One of the biggest barriers to the expansion of these services is payment. This is a combination of mobile operators’ terms of trade, the lack of clear, easy-to-use systems and consumers trust. But that is not to say the numbers are not there:
e-Commerce: Both Jumia and its rival Konga in Nigeria each have 1 million customers. At the moment this is hybrid e-commerce: the customer orders online and pays cash on the doorstep for what he or she has ordered. But that will change….
Media: About the same number or more people read newspapers online than they do the print versions. The qualitative research we did as part of a larger study for the New Venture Fund revealed two key things. When asked what had changed most about media in the last 5 years, those interviewed said there was more media and there was the Internet. Increasingly they checked news throughout the day online. Africa’s online media ranges from the conventional but impressive News24 to the new and much less conventional Battabox
Radio: Radio is Africa’s key medium because TV is not widely accessible. Many mobile users already listen to an inbuilt radio on their mobile phone. The next step? Streamed radio. South Africa’s Iono.fm has already got a million talk radio programme streams in South Africa and will be expanding across Africa soon. Cyprien Josson is a Nigerian in France whose day job is teaching but his passion is Nollywood Radio which already has a significant audience
Livestreaming: With bandwidth Africa is now beginning to build businesses from livestreaming something that would have been unthinkable only a few years ago. Graham Wallington’s Wild Earth which streams animals in the wild has gone from strength to strength. Eban Oliver’s Skyroomlive which streams concerts live is just starting out.
Publishing: Conventional wisdom says that Africans don’t read books but Worldreader’s 125,000 active mobile readers offers tantalizing evidence that things may be changing. Kenyan TV writer Ndinda Kioka had her first short story published on an online site before appearing in a print short story collection that led to funding that will allow her to complete her first novel
Art: Nobody ever thinks of art when they talk about online but there are now two online art galleries selling work made by Africans: South African, Ex-Googler Julie Taylor’s Guns and Rain and Senegalese Valerie Konde’s Pavilion 33
Games: GamersNights in Kampala is a group of multi-player computer gamers who have been helped by Liquid Telecom to expand the reach of their players’ network across East Africa. Wherever I go in Africa, there are small pockets of gamers, most of whom play offline with pirated copies but might be persuaded at the right price by an online service.
Advertising: The shift to digital advertising is well under way as brands begin to realize the important of social media in general and Facebook in particular. This shift has created new business for everyone from the large digital agencies like Quirk, bought by JWT or smaller, independent agencies like the one set up by Ugandan ex-radio DJ Seanice Kacungira
I’m not arguing that’s all’s well in the African online world so onwards and upwards. Significant problems need to be overcome but this is the end of the beginning.

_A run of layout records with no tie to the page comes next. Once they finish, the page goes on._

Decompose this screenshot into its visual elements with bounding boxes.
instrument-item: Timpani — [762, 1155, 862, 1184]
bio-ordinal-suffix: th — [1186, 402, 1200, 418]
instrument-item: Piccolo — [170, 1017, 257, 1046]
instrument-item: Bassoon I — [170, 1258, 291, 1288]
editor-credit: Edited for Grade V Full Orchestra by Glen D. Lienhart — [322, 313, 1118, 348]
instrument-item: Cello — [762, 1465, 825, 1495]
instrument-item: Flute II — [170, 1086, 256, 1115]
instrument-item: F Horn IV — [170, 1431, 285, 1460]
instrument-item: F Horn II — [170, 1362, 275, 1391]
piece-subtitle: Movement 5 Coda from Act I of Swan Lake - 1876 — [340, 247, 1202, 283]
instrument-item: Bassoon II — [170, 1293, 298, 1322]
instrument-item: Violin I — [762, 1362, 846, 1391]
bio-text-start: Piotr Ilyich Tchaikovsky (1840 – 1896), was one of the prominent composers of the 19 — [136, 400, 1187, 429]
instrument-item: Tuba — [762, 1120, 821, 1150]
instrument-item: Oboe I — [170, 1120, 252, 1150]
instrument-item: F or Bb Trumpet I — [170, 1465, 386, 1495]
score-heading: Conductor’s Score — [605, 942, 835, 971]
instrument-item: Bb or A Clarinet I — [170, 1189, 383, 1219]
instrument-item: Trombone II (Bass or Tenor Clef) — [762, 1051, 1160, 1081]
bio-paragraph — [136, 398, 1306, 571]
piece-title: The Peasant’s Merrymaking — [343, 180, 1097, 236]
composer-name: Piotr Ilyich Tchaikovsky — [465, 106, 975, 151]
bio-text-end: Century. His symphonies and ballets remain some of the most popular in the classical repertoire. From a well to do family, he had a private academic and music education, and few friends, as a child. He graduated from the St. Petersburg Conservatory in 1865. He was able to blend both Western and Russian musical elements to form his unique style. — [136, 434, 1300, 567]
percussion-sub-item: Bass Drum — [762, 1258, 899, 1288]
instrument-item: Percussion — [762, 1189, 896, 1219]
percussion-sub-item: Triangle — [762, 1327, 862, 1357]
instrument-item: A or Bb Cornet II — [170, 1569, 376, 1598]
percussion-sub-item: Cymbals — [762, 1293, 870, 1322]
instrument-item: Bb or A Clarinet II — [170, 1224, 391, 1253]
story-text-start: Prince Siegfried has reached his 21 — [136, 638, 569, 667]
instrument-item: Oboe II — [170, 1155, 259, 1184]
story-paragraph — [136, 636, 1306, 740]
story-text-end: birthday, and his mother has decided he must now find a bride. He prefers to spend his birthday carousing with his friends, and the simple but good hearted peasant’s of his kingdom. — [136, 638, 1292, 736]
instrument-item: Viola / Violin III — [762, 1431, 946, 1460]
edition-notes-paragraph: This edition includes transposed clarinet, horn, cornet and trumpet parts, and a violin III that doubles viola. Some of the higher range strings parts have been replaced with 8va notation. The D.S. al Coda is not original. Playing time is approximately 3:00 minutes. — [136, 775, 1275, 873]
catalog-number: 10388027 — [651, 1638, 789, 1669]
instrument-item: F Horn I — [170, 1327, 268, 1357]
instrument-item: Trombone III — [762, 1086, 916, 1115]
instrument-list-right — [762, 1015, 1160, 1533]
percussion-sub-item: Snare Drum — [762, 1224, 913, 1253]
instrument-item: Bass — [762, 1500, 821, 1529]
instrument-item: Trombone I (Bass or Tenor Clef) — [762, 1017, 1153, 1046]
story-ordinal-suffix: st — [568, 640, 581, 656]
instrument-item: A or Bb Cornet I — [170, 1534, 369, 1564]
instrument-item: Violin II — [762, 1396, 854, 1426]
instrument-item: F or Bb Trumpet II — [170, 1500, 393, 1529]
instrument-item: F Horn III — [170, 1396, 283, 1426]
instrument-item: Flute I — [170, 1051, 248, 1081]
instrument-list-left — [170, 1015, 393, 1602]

Even as the telecoms operators struggle to take on board what’s happening, a couple of bandwidth wholesalers have understood it. Liquid Telecom that supported GamersNights in Kampala are mentioned above. The launch of PCCW Global’s ONTAPTV.com in South Africa is mentioned in Internet news below. Others really should join the party.
One sales person from an international fibre company was joking with me that he was suggesting to a customer that they would sell bandwidth on the basis that they got a cut from the songs downloaded. But he was serious about trying to make things happen and more should try it.